There are two main explanations that can reconcile the contradiction between declining prevalence of aggression on the one hand, and the observed adolescent spike in the violent age-crime curve on the other. First, although aggression as a whole declines from childhood onwards, serious violence increases with age, peaking in adolescence and declining in early adulthood (Farrington, Loeber, & Jolliffe, 2008). In other words, there are qualitative changes in manifestations of aggression at different ages. Via heterotypic continuity, one form of aggression in childhood (for example, getting into fights), predicts another more serious form of aggression in adolescence (for example, carrying a weapon).
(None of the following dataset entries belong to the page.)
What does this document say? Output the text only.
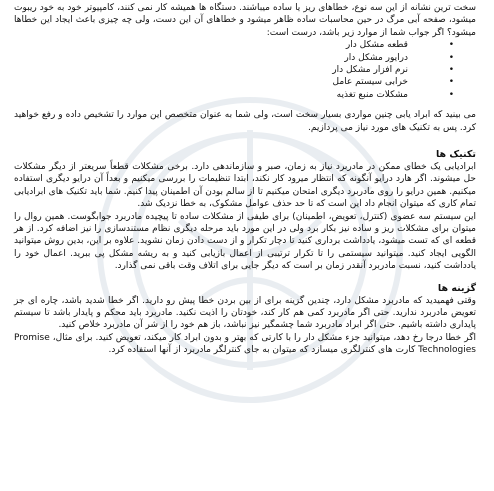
سخت ترین نشانه از این سه نوع، خطاهای ریز یا ساده میباشند. دستگاه ها همیشه کار نمی کنند، کامپیوتر خود به خود ریبوت میشود، صفحه آبی مرگ در حین محاسبات ساده ظاهر میشود و خطاهای آن این دست، ولی چه چیزی باعث ایجاد این خطاها میشود؟ اگر جواب شما از موارد زیر باشد، درست است:

• قطعه مشکل دار
• درایور مشکل دار
• نرم افزار مشکل دار
• خرابی سیستم عامل
• مشکلات منبع تغذیه

می بینید که ابراد یابی چنین مواردی بسیار سخت است، ولی شما به عنوان متخصص این موارد را تشخیص داده و رفع خواهید کرد. پس به تکنیک های مورد نیاز می پردازیم.

تکنیک ها

ابرادیابی یک خطای ممکن در مادربرد نیاز به زمان، صبر و سازماندهی دارد. برخی مشکلات قطعاً سریعتر از دیگر مشکلات حل میشوند. اگر هارد درایو آنگونه که انتظار میرود کار نکند، ابتدا تنظیمات را بررسی میکنیم و بعداً آن درایو دیگری استفاده میکنیم. همین درایو را روی مادربرد دیگری امتحان میکنیم تا از سالم بودن آن اطمینان پیدا کنیم. شما باید تکنیک های ابرادیابی تمام کاری که میتوان انجام داد این است که تا حد حذف عوامل مشکوک، به خطا نزدیک شد.

این سیستم سه عضوی (کنترل، تعویض، اطمینان) برای طیفی از مشکلات ساده تا پیچیده مادربرد جوابگوست. همین روال را میتوان برای مشکلات ریز و ساده نیز بکار برد ولی در این مورد باید مرحله دیگری نظام مستندسازی را نیز اضافه کرد. از هر قطعه ای که تست میشود، یادداشت برداری کنید تا دچار تکرار و از دست دادن زمان نشوید. علاوه بر این، بدین روش میتوانید الگویی ایجاد کنید. میتوانید سیستمی را تا تکرار ترتیبی از اعمال بازیابی کنید و به ریشه مشکل پی ببرید. اعمال خود را یادداشت کنید، نسبت مادربرد آنقدر زمان بر است که دیگر جایی برای اتلاف وقت باقی نمی گذارد.

گزینه ها

وقتی فهمیدید که مادربرد مشکل دارد، چندین گزینه برای از بین بردن خطا پیش رو دارید. اگر خطا شدید باشد، چاره ای جز تعویض مادربرد ندارید. حتی اگر مادربرد کمی هم کار کند، خودتان را اذیت نکنید. مادربرد باید محکم و پایدار باشد تا سیستم پایداری داشته باشیم. حتی اگر ابراد مادربرد شما چشمگیر نیز نباشد، باز هم خود را از شر آن مادربرد خلاص کنید.

اگر خطا درجا رخ دهد، میتوانید جزء مشکل دار را با کارتی که بهتر و بدون ابراد کار میکند، تعویض کنید. برای مثال، Promise Technologies کارت های کنترلگری میسازد که میتوان به جای کنترلگر مادربرد از آنها استفاده کرد.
Loeber and colleagues (2008; Loeber, Keenan, &
Zhang, 1997) illustrate this pattern. Prospective and retrospective parent-and self-
reports from boys in the Pittsburgh Youth Study were used to create age-of-onset curves for different forms of aggression from age 6 to 17. The different forms were minor aggression, fighting, and serious violence, such as forced sex or aggravated assault. It was shown that the age of onset was lowest for minor aggression, followed by fighting, which increased from age 10, and violence, which became more likely after the age of 12. The authors argued that this pattern represented an ordered developmental sequence, in which minor forms of aggression at younger ages ‘escalated’ to more serious forms at later ages. These findings suggest that although only a minority of children persist in serious aggression beyond childhood, those who do so are most likely to engage in violence during late adolescence.
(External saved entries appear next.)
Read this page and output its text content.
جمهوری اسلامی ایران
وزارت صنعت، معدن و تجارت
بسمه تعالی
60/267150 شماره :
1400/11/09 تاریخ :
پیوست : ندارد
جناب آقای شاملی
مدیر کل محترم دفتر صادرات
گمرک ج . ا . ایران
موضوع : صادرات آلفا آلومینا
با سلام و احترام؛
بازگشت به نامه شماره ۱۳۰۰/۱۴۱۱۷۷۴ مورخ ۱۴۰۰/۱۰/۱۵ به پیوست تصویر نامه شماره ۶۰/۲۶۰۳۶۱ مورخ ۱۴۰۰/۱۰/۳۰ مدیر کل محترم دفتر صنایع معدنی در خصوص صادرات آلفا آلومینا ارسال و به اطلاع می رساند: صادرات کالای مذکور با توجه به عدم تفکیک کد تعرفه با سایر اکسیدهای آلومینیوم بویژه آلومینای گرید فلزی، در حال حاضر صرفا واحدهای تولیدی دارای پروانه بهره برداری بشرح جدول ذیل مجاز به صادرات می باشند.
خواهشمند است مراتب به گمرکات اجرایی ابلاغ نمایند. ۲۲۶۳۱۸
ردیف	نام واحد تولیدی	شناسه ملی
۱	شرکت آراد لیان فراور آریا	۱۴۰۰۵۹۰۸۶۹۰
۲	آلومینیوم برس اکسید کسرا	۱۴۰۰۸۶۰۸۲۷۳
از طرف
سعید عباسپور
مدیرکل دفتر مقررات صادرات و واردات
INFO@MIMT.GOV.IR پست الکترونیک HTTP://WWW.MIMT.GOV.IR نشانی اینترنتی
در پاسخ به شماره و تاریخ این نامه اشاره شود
The second explanation for the aggression decline vs. age crime curve paradox is that the societal response to violent acts changes after childhood. For instance, it is far more likely that school authorities will contact police if a 16 year-old boy punches another student in the face than if a 6 year-old boy does the same. As Cairns and Cairns observe, ‘the stakes of aggression get higher with age’ (2000, p. 421). Thus, violence committed by adolescents is much more likely to be captured by official statistics than violence committed by children.It could also be speculated that the decline in the age- crime curve after late adolescence may simply mask further developmental changes in the manifestation of aggression, as the targets of individuals’ violence shift to partners and children, such incidents being less likely to be reported.
Manifestations of bullying change with age
Consistent with trends from the wider aggression literature, longitudinal studies of bullying usually find that it declines at the population level as children grow older. Studies vary in the timing and rate of decline, but a decrease in prevalence of self- reported bullying and victimisation by late high school is a consistent finding (for a
review refer to Smith, Madsen, & Moodey, 1999).There are, however, some
differences between the longitudinal patterns reported in the bullying field and those reported for aggression and antisocial behaviour more generally. First, some studies show that the prevalence in reported bullying ‘spikes’ around late childhood and early adolescence, coinciding with the transition to high school (Pellegrini & Long, 2002; Rigby, 1996, 2002b). Pellegrini and Long suggest that this occurs because children use bullying to establish positions of dominance in new social networks, and that once power relationships are in place, reports of bullying decline.